Akhral Azimov called the revocation “psychological pressure” to keep him from speaking out against his sons’ treatment.
He told Human Rights Watch he has not been fired from his job or deported, but cannot transfer money or perform many other transactions because his Russian passport, which was invalidated once he lost his citizenship, is his only official identity document. He said he learned that the authorities had terminated his and his sons’ citizenship from media reports.
In an April 21 statement, Russia’s Interior Ministry announced that a court in the city of Perm had revoked Akhral Azimov’s citizenship because he “deliberately presented false information” on his application. The court revoked the sons’ citizenship because they had received citizenship through their father, it said.
In another statement that day, the Interior Ministry reported that a court in St. Petersburg had revoked Jalilov’s father’s citizenship on the grounds that he had provided false information on his citizenship application. Consequently, the court posthumously revoked the dead son’s citizenship, the ministry said.

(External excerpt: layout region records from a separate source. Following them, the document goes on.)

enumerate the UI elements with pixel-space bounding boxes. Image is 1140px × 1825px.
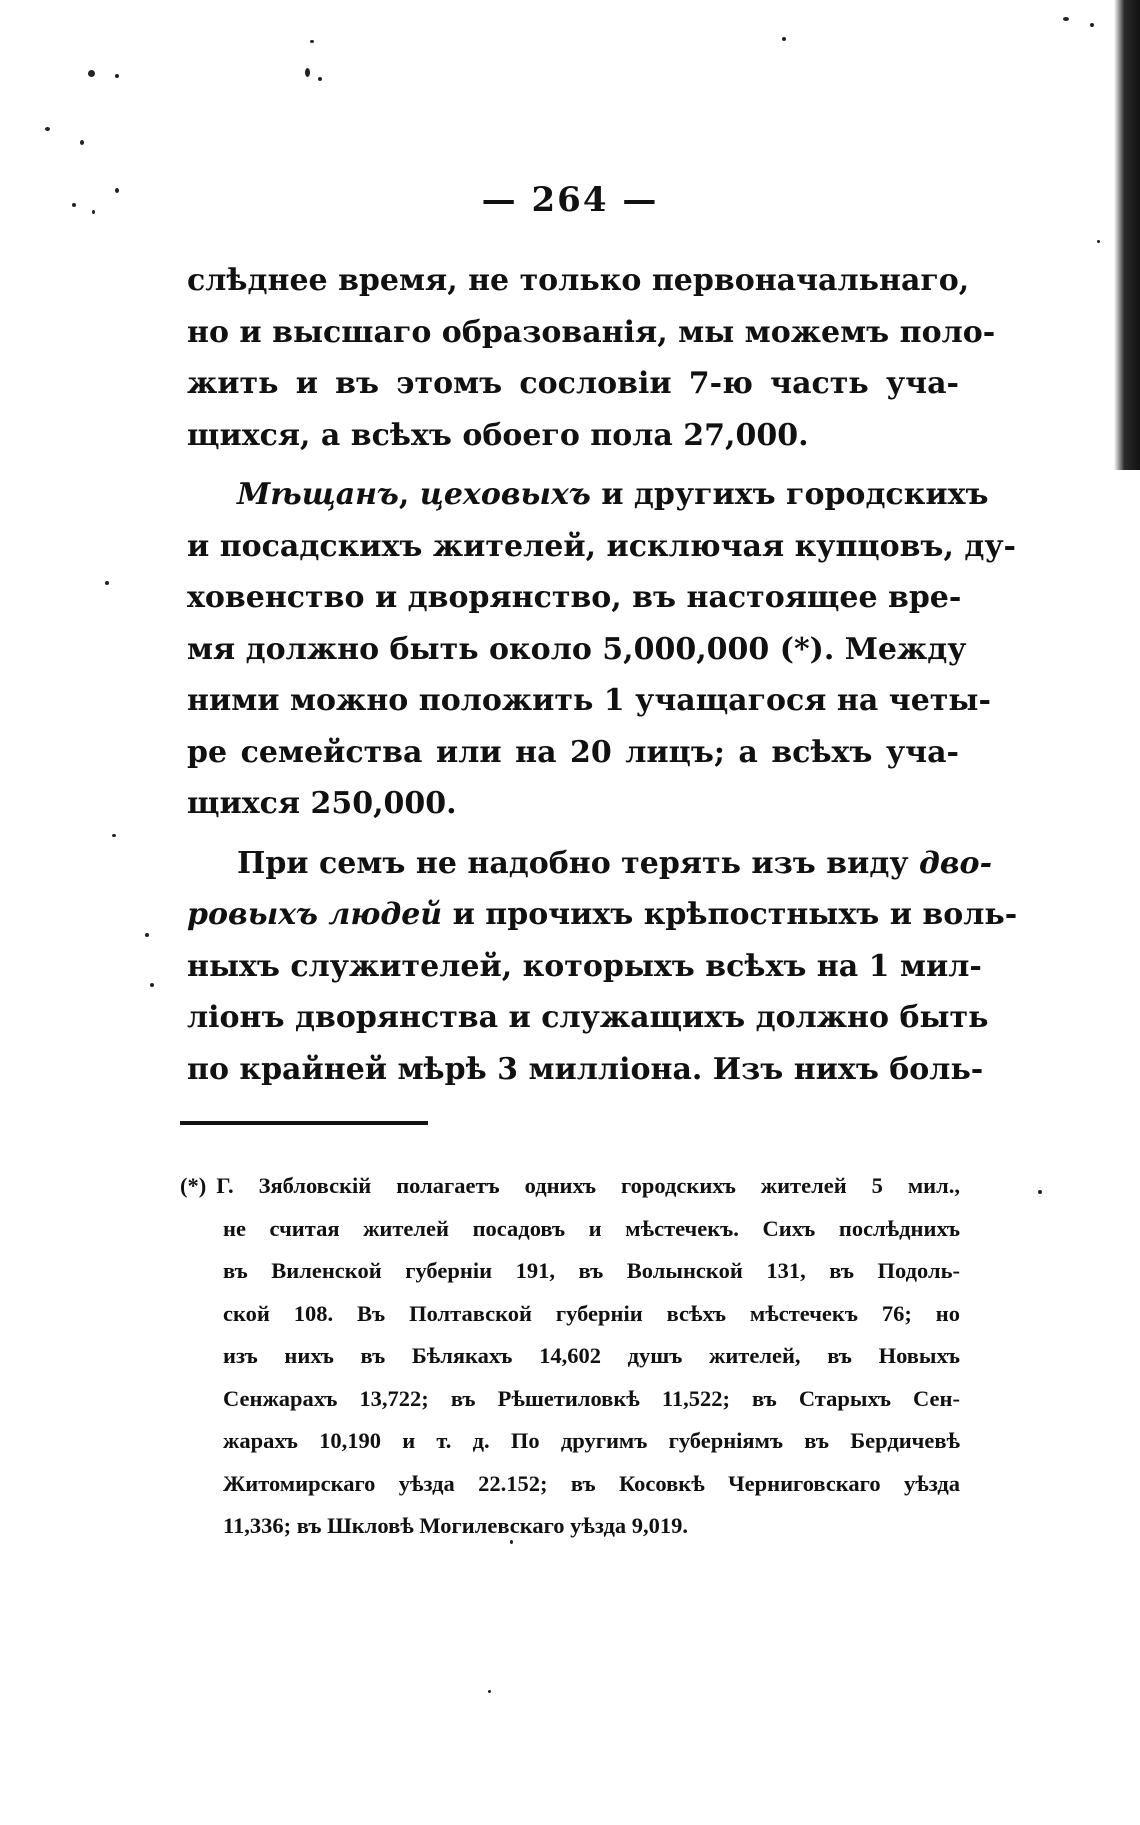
text-line: и посадскихъ жителей, исключая купцовъ, ду-	[187, 528, 1016, 564]
text-line: по крайней мѣрѣ 3 милліона. Изъ нихъ боль-	[187, 1051, 984, 1087]
text-line	[187, 889, 1018, 941]
text-line: ними можно положить 1 учащагося на четы-	[187, 683, 991, 718]
footnote-line: не считая жителей посадовъ и мѣстечекъ. Сихъ послѣднихъ	[223, 1215, 960, 1241]
footnote-divider	[180, 1121, 428, 1125]
scan-speck	[145, 933, 149, 937]
footnote-line: ской 108. Въ Полтавской губерніи всѣхъ мѣстечекъ 76; но	[223, 1300, 960, 1326]
italic-term: Мѣщанъ	[237, 477, 399, 512]
footnote-line: Житомирскаго уѣзда 22.152; въ Косовкѣ Черниговскаго уѣзда	[223, 1470, 960, 1496]
italic-term: дво-	[919, 845, 993, 881]
text-line: ліонъ дворянства и служащихъ должно быть	[187, 1000, 989, 1035]
footnote-line: 11,336; въ Шкловѣ Могилевскаго уѣзда 9,019.	[223, 1513, 689, 1538]
text-fragment: и другихъ городскихъ	[590, 477, 989, 512]
italic-term: ровыхъ людей	[187, 897, 443, 932]
text-fragment: ,	[398, 477, 420, 512]
scan-speck	[1038, 1190, 1042, 1194]
scan-speck	[80, 140, 84, 145]
scan-speck	[150, 983, 154, 987]
scan-speck	[318, 77, 322, 81]
text-line: ховенство и дворянство, въ настоящее вре-	[187, 580, 962, 615]
scan-speck	[112, 834, 116, 837]
text-line: мя должно быть около 5,000,000 (*). Между	[187, 631, 967, 667]
scan-speck	[88, 70, 95, 77]
text-line	[187, 469, 989, 521]
footnote-line: изъ нихъ въ Бѣлякахъ 14,602 душъ жителей, въ Новыхъ	[223, 1343, 960, 1368]
text-line: ре семейства или на 20 лицъ; а всѣхъ уча-	[187, 734, 959, 770]
footnote	[180, 1165, 960, 1548]
scan-speck	[105, 581, 109, 585]
scan-speck	[1063, 17, 1069, 21]
italic-term: цеховыхъ	[419, 477, 591, 512]
text-fragment: Г. Зябловскій полагаетъ однихъ городскихъ жителей 5 мил.,	[216, 1173, 960, 1198]
footnote-line: жарахъ 10,190 и т. д. По другимъ губерніямъ въ Бердичевѣ	[223, 1428, 960, 1453]
scan-speck	[310, 40, 314, 43]
scan-speck	[1097, 240, 1100, 243]
text-fragment: При семъ не надобно терять изъ виду	[237, 845, 919, 881]
text-fragment: и прочихъ крѣпостныхъ и воль-	[442, 897, 1018, 932]
page-edge-shadow	[1114, 0, 1140, 470]
text-line: щихся 250,000.	[187, 786, 457, 821]
scan-speck	[305, 68, 310, 77]
text-line: но и высшаго образованія, мы можемъ поло-	[187, 314, 996, 350]
scan-speck	[782, 37, 786, 41]
footnote-line: Сенжарахъ 13,722; въ Рѣшетиловкѣ 11,522; въ Старыхъ Сен-	[223, 1385, 960, 1411]
main-text	[187, 255, 1018, 1095]
scan-speck	[115, 74, 119, 78]
footnote-line	[180, 1165, 960, 1208]
text-line	[187, 838, 993, 890]
footnote-mark: (*)	[180, 1173, 207, 1198]
footnote-line: въ Виленской губерніи 191, въ Волынской 131, въ Подоль-	[223, 1258, 960, 1283]
text-line: слѣднее время, не только первоначальнаго,	[187, 263, 970, 298]
scan-speck	[488, 1690, 491, 1693]
text-line: ныхъ служителей, которыхъ всѣхъ на 1 мил-	[187, 948, 982, 984]
page-number: — 264 —	[481, 180, 659, 220]
scan-speck	[45, 127, 50, 131]
scan-speck	[1090, 23, 1094, 27]
text-line: жить и въ этомъ сословіи 7-ю часть уча-	[187, 366, 959, 401]
text-line: щихся, а всѣхъ обоего пола 27,000.	[187, 417, 809, 453]
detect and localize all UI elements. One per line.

Akhral Azimov said that when he inquired at the Federal Migration Agency about his case, an official told him his citizenship had been revoked because he had not included his former wife in Kyrgyzstan or their sons, Akram and Abror, in his list of relatives on his application. He said he had assumed the information was irrelevant because his sons were adults. A court revoked his brother’s and niece’s citizenship because they had failed to list him, he said.
Russia’s citizenship law in effect at the time of the revocations allowed termination of citizenship if the decision to grant it was based on “false information knowingly provided by the applicant.” In response to the St. Petersburg bombing, an expanded citizenship law that entered into force in September also allows citizenship termination for naturalized Russians convicted of certain terrorism-related and extremism-related crimes.
Akhral Azimov and his lawyer said they had appealed the revocation on grounds that he was never officially informed of it as Russia’s citizenship law requires. That law also forbids terminating the citizenship of Russians who lack a second citizenship or a guarantee of obtaining another one.
While Russian authorities may have revoked citizenship on grounds provided for in domestic law, their reason for seeking the revocation was clearly political and punitive and therefore arbitrary. Article 15 of the Universal Declaration of Human Rights asserts that “everyone has the right to a nationality,” and that “no one shall be arbitrarily deprived of his nationality nor denied the right to change his nationality.”
Although international law allows for revocation of nationality in certain circumstances, specific procedural and substantive standards must be met, including the principle of proportionality. The revocation must be for a legitimate purpose that is consistent with international law not, for example, as an act of collective punishment, or on spurious grounds. The notion of arbitrariness includes elements of inappropriateness, injustice, and lack of predictability. The principle of proportionality requires that it be the least intrusive measure to achieve the desired result, and proportional to the interest to be protected.
A 2009 UN Secretary-General report on human rights and the arbitrary deprivation of nationality states that “regardless of the general rules regulating nationality issues at the domestic level, States should ensure that safeguards are in place to ensure that nationality is not denied to persons with relevant links to that State who would otherwise be stateless.”